Ihre Stimme zieht in den Bann und verstört zugleich. Zuckende Bewegungen mit dem Sakko erinnern an eine Fledermaus. Das zweite Stück und die Intensität hat ein Level erreicht, den viele Bands oft bis zum Ende ihres Gigs nicht erreichen.

„Stereoscope“ leitet energetisch über zu „Risk“. Über verhaltenem Zerren haucht Lucy aus 50 cm Entfernung ins Mikro. Der Sound auf der Stubnitz wohl doch nicht per se matschig. Jedes Wort glasklar verständlich, unabhängig vom Lärm-Pegel. Wieder treten die Drums knochentrocken in den Bauch, ohne sich in den Vordergrund zu drängen.

„Ghost“ treibt arrhythmisch, ohne wirklich schneller zu werden. Wieder in die Gegenwart, „Heaving“ leitet über zu „Tender“. Eines der Highlights. So atemlos wie verstört ab der ersten hundertstel Sekunde. Die Geige eskaliert das erste Mal von lieblich zu Noise. Noch nicht oft so etwas erlebt.

Nächste positive Überraschung etwas später „Half Of A Woman“. Vergessen alle liebliche Harmonie. Eine Hand unbeweglich gen Himmel gereckt. Die andere schlägt fast ohne Bewegung ohne Rücksicht auf Verluste die Pauke. Lucys Blick dabei sehnsüchtig in die Ferne gerichtet oder brennt er Löcher in den zentimeterdicken Stahl des Schiffs?

Liù Mottes an der Gitarre unscheinbar im Hintergrund. Wenn man nicht genau hinschaut. Zärtlich geklopft, geschlagen, gestrichen, geschüttelt. Beeindruckend, was das Instrument hergeben kann.

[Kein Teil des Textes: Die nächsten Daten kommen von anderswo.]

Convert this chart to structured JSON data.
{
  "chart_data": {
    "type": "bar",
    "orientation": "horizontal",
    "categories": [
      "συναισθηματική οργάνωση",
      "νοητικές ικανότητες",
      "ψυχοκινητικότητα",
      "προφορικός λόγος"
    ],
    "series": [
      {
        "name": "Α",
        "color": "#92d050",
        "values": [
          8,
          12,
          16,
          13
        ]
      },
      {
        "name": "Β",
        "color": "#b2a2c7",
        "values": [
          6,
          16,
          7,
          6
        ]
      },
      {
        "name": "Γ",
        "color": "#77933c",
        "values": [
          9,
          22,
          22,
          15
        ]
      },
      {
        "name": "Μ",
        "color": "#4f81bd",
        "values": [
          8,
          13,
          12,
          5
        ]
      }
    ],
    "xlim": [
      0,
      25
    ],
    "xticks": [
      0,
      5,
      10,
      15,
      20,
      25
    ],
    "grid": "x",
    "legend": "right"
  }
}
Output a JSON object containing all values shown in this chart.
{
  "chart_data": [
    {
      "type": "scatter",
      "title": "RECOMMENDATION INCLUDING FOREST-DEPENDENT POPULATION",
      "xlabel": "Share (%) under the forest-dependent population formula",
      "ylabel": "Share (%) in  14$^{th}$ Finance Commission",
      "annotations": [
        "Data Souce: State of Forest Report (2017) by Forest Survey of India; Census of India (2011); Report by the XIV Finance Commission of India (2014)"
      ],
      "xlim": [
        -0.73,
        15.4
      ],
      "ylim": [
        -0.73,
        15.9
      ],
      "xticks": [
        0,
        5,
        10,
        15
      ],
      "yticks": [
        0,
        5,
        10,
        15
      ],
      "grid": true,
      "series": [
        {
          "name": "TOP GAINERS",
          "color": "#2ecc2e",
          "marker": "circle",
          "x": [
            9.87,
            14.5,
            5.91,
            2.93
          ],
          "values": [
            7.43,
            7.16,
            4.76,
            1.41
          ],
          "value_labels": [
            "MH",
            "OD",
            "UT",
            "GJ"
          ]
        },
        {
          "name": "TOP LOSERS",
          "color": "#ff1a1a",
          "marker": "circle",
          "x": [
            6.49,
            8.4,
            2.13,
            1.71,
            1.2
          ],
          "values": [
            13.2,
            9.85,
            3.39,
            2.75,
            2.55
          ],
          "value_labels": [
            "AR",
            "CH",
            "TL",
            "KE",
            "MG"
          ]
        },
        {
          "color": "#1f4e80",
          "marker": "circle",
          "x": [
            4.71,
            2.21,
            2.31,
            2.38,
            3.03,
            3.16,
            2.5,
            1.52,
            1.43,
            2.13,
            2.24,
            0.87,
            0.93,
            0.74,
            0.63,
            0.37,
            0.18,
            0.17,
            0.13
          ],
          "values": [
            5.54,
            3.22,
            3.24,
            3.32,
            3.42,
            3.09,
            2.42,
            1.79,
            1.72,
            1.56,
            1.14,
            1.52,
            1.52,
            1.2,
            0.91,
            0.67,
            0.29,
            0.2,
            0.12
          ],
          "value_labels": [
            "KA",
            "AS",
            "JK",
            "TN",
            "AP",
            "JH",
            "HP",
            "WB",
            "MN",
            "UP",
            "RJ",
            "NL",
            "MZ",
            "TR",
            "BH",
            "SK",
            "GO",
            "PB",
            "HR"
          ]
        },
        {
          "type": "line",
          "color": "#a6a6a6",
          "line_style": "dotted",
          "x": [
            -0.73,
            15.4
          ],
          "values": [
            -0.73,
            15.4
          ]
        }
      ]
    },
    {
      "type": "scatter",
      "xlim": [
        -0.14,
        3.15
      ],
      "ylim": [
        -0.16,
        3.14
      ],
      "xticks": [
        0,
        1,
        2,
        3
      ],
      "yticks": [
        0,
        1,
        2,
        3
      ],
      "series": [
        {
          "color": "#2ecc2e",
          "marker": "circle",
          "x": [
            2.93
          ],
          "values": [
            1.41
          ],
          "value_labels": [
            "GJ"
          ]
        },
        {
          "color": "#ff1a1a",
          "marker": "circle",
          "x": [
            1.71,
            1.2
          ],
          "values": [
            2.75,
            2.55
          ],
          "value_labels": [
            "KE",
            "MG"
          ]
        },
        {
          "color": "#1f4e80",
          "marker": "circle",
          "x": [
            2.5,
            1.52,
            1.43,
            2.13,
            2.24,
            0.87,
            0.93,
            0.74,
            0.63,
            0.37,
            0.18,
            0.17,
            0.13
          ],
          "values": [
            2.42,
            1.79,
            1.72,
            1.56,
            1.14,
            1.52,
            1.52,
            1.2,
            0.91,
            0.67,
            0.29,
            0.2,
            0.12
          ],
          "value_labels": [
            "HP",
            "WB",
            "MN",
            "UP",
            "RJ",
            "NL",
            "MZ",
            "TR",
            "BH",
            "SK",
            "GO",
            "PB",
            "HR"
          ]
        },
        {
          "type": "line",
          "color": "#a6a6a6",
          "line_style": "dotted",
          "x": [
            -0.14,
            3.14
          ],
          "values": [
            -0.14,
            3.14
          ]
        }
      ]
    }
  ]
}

Kurz vor Ende schwankt „Howl“ zwischen Selbstgespräch und verzweifeltem Schreien, bevor Lucy Kruger & The Lost Boys mit „Burning Building“ einen denkwürdigen Abschluss bieten. „Hey Girl, let’s go!“. Pointiert, aufmunternd und irgendwo aus den 60ern. Dichter Noise mit unendlicher Energie wechselt sich ab mit musikalischer Hoffnung, untermalt von Lucys Gestik. „I’m watching the world from a burning building. It’s the only home I know”. Gänsehaut pur.

Als Zugabe ein brandneuer Track “Anchor“. Erstaunlich lebensbejahend. Vielleicht müssen wir  uns doch nicht euphorisch in der Elbe ertränken. Auch wenn das ein würdiger Abschluss für die Stimmung des Abends gewesen wäre.

Das Spiel mit Dichte, Noise und Reduktion hallt nach. Art-Noise-Pop? Den Pop haben wir nicht gehört.  Nicht nur toll zu hören, ein Vergnügen zuzusehen, wie Lucy Kruger & The Lost Boys solch einen klaustrophobisch befreienden Sound erzeugen. Ebenso sprengt Lucy Kruger als Persönlichkeit auf der Bühne das Gewöhnliche um Längen.